Indian Premier League

IPL 2017 in tangible jeopardy

The Indian Cricket Board (BCCI) is walking on very thin ice as far as the 2017 edition of the Indian Premier League (IPL 2017) is concerned. With the T20 tournament scheduled to begin on April 8, there are only four months left before the first ball is scheduled to be bowled and the BCCI says “not a single contract has been signed yet”.

From hosting of player auctions to planning logistics, hiring of creative and management agencies, advertising the league and signing up with a host of vendors for the two-month long cricketing extravaganza have been pending for more than two months already .

After the Supreme Court hearing got adjourned from December 5 to 9 on Monday ,a top BCCI official admitted that the Board was staring into an abyss with the IPL.

“The International Management Group (IMG) begins work on IPL every year at the beginning of October. They’re not on board yet. The opening ceremony is usually planned five to six months in advance.There’s no word on it. It’s absolute chaos,” a senior BCCI functionary told TOI on Monday .

Another source revealed that communication with the Justice RM Lodha Committee in this regard elicited a one-line response: “Wait till December 5”.
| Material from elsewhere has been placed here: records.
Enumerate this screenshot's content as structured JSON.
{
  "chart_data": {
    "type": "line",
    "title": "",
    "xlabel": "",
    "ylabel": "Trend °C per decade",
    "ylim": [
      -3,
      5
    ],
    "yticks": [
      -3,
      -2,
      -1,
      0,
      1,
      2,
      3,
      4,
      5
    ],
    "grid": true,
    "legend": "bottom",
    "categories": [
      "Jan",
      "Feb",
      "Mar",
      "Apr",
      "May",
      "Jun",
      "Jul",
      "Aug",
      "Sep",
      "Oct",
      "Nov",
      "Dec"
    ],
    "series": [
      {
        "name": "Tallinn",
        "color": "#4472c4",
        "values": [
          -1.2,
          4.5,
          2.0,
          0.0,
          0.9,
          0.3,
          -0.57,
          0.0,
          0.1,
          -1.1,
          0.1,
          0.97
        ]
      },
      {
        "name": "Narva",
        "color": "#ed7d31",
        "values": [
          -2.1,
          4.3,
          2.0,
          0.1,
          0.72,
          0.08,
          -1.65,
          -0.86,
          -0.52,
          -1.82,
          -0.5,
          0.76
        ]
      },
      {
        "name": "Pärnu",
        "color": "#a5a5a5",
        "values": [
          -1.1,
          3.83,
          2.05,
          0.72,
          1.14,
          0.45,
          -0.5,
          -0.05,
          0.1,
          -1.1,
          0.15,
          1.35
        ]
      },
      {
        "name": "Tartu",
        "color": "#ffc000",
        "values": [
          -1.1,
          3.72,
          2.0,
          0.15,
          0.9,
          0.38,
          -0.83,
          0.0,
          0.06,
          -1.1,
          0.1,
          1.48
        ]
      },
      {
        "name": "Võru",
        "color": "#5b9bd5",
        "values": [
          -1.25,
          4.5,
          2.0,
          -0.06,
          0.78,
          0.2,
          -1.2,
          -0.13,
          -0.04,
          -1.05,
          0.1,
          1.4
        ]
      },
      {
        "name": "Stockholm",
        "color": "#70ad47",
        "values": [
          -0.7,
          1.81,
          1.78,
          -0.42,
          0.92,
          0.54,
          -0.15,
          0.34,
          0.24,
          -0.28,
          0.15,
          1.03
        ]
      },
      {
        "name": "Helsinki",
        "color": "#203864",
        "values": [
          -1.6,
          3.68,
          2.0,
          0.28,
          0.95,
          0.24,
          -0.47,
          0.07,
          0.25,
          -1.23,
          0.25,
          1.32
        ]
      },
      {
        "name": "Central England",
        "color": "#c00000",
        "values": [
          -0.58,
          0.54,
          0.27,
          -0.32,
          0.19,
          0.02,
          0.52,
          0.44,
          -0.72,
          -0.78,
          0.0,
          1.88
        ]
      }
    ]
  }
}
The BCCI, however, has a flurry of questions which they’ve been fretting over. “The (Lodha) Committee was asked to appoint an auditor and set threshold limit for contracts.The Board even requested the Committee for a meeting. But nothing has moved. I hope the Committee doesn’t expect us to call some DJ Sunny from Bhatinda (pun intended) to perform at the opening ceremony .

“And if the BCCI needs to match its own standards set in the past for IPL, it needs time to work on things. Given the present uncertainty , the tournament is in real danger,” the official added.

Broadcasters, sponsors and vendors usually begin work on sports properties at least 270 days before the start of the event. That’s a calculated window during which contracts are signed and measures are finalised.

BCCI secretary Ajay Shirke had written to the Lodha Committee on October 28 highlighting the image of the Board as a professional organisation had taken a serious beating because of the prevailing uncertainty and devalued revenues.

The BCCI now says that continuation of such an uncertain period will further strain BCCI’s revenue streams. Shirke had written to the Committee highlighting a long list of vendors that had to be appointed going into the IPL 2017 season. “It’s been a month and a week now and nothing has moved,” the official pointed out.

The Lodha Committee, meanwhile, has shut all lines of communication as it waits for the Supreme Court to hear the matter on December 9.